Ml generally is for predicting. Type of car, age of car, hours spent on the wheel, time of the day driver likes to work, economy of the city, and also drivers rating from other users
I don't think the sample has to have less observations. We sample N times for N rows of data
Both options are there
Sir for binary classification
if no of tree are even number say we have 6 tree out of which 3 is yes or 1 and rest 3 is 0 or No
Then what should b output of our Random forest method yes or No or else??
I think it just desides by tossing a coin🤔.
What is pasting?
There is no doubt that RF is much better than Decision Tree, then why still Decision Tree still in use ?
Not in use mostly.
Is there a proof of random forest’s accuracy as an algorithm? Thanks
Breiman 2001 has it
sklearn will give that.
@10:22 You said that salary may not be part of further decision tree...(may not ) but what if salary is the only feature which has less entropy and high information gain. If it is so then i think in every decision tree root node will be salary only.....
Or if it is taking different different rows and columns then i think it may happen that salary may not be always selected as a root node?
i think i have question you also and answered my question by my own but you tell if im wrong then correct me please
Hi Shivansh, All the columns will not be selected in every tree. Hence, its possible that "Salary" is not part of few trees hence there is no question of it being root node.

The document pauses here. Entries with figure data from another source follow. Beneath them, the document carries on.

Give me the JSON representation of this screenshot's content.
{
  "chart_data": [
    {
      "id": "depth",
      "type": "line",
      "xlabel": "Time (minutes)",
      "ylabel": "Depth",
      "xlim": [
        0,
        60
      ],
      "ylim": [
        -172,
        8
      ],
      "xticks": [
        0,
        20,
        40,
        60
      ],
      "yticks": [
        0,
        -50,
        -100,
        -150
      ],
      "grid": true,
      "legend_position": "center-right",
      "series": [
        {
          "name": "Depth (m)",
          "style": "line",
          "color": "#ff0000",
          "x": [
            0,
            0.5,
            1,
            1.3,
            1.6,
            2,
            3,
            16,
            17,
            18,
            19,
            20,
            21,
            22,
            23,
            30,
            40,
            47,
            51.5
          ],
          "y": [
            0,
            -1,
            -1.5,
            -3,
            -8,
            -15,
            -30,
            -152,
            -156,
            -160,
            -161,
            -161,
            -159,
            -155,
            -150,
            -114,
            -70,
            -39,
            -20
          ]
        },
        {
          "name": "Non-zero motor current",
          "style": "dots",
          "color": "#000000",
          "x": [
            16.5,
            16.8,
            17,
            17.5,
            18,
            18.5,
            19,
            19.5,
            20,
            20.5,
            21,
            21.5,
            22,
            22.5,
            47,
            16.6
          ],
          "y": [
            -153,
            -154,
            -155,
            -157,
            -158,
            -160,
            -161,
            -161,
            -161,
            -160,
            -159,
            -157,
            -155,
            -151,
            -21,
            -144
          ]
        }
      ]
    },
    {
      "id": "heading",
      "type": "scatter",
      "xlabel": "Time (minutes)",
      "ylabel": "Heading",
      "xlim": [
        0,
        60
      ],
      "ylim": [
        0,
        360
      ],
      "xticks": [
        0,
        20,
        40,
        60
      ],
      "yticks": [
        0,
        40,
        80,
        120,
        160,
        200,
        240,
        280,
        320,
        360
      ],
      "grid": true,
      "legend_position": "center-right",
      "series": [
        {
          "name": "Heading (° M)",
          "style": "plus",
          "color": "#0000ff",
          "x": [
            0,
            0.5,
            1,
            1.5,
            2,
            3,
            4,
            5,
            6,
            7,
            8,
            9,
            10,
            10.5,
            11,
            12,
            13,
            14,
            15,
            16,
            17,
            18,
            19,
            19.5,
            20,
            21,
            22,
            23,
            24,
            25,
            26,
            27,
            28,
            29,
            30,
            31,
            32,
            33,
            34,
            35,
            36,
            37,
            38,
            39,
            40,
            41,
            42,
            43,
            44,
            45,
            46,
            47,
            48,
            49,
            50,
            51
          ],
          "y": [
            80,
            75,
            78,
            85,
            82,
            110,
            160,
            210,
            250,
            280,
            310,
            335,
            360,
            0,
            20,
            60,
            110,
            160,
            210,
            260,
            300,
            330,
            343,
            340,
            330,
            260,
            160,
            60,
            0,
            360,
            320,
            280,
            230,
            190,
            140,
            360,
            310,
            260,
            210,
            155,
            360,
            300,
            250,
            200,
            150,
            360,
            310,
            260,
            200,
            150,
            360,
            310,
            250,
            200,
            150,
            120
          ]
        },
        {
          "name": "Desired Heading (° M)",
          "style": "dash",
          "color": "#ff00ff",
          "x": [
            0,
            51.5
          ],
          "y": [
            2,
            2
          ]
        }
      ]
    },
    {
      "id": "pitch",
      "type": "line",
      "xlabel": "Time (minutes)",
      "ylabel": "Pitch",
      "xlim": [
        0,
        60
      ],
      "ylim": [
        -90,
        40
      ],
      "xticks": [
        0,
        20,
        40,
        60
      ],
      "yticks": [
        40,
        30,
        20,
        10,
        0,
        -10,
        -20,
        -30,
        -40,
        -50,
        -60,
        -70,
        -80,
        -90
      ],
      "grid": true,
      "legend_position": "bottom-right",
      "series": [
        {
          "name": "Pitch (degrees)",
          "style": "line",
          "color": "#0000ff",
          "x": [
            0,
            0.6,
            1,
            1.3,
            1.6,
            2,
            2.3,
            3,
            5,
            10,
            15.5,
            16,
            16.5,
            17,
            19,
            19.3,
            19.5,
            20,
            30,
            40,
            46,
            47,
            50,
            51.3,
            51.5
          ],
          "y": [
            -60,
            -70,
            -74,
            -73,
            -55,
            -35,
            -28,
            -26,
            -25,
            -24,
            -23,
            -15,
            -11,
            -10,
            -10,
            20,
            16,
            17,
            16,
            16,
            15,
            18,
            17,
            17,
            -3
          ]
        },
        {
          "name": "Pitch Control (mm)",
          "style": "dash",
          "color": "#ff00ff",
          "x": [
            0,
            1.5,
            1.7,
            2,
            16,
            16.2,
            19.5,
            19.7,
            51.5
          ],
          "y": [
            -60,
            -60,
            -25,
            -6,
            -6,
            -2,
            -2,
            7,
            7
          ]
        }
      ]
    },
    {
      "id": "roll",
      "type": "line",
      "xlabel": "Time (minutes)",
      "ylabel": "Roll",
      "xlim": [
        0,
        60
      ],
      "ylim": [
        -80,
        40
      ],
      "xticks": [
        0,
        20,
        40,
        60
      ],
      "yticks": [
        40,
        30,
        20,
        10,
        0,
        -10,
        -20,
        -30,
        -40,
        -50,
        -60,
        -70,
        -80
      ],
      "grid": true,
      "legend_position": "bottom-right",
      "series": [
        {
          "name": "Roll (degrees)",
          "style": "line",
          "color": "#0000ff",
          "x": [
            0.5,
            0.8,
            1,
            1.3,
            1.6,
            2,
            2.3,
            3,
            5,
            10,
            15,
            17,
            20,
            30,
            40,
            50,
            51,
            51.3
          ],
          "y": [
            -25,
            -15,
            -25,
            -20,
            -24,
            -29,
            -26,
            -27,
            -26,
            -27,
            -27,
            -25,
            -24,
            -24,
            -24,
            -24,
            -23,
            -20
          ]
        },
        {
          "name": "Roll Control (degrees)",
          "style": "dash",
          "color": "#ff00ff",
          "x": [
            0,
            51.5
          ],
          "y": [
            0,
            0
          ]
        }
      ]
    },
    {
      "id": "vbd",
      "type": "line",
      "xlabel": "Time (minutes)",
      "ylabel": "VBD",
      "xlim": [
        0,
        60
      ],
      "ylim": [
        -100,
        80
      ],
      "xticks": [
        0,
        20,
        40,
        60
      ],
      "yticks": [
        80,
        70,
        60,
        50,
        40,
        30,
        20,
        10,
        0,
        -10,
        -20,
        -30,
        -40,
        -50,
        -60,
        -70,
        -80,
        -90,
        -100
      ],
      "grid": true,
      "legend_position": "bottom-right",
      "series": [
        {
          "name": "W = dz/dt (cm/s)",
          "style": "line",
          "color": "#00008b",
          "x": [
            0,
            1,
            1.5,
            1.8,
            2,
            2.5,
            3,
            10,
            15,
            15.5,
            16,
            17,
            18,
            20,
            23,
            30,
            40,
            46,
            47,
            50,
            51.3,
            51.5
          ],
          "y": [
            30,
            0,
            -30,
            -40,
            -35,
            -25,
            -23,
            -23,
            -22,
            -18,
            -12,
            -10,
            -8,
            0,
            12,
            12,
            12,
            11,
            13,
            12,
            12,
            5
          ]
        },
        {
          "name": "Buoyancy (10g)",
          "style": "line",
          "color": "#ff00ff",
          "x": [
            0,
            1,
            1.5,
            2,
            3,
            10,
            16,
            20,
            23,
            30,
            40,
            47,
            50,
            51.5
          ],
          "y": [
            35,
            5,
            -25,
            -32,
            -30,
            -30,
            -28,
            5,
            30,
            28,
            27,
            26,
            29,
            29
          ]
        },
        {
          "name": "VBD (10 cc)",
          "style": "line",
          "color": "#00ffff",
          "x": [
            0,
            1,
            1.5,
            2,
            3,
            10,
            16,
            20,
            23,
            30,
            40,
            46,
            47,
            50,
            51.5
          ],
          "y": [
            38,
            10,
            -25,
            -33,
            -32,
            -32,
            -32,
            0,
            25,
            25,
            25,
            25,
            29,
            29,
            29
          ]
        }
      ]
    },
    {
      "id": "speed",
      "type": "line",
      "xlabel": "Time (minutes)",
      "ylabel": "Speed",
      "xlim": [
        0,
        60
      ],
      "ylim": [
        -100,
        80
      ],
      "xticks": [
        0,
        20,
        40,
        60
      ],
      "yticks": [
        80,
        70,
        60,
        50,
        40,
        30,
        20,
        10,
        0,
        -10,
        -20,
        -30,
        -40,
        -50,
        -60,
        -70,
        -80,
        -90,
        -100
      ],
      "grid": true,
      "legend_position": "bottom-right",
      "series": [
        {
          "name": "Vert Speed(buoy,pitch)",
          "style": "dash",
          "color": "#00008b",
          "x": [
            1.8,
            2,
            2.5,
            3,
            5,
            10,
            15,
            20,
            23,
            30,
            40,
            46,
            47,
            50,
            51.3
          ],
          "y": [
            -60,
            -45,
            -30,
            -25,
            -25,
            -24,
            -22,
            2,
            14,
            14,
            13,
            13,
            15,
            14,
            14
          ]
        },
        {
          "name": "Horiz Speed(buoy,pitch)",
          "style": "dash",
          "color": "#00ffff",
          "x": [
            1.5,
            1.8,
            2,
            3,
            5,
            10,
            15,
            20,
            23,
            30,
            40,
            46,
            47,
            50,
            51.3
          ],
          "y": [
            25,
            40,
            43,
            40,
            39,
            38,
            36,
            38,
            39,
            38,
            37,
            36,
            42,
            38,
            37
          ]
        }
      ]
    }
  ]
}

Ok u mean to say that in randome forest all the columns are not get selected at once for all the decision tree...columns gets selected randomly?
Yes absolutely.
are you from Rajistan?
No Sir.
@@UnfoldDataScience I should be the one to call you Sir lol. Regardless from where you are, your Data Science content is gold. The way you boil down and explain complex concepts in very simple English is really mind blowing. In shaa Allah planning to see all of your videos and extract maximum information from your channel.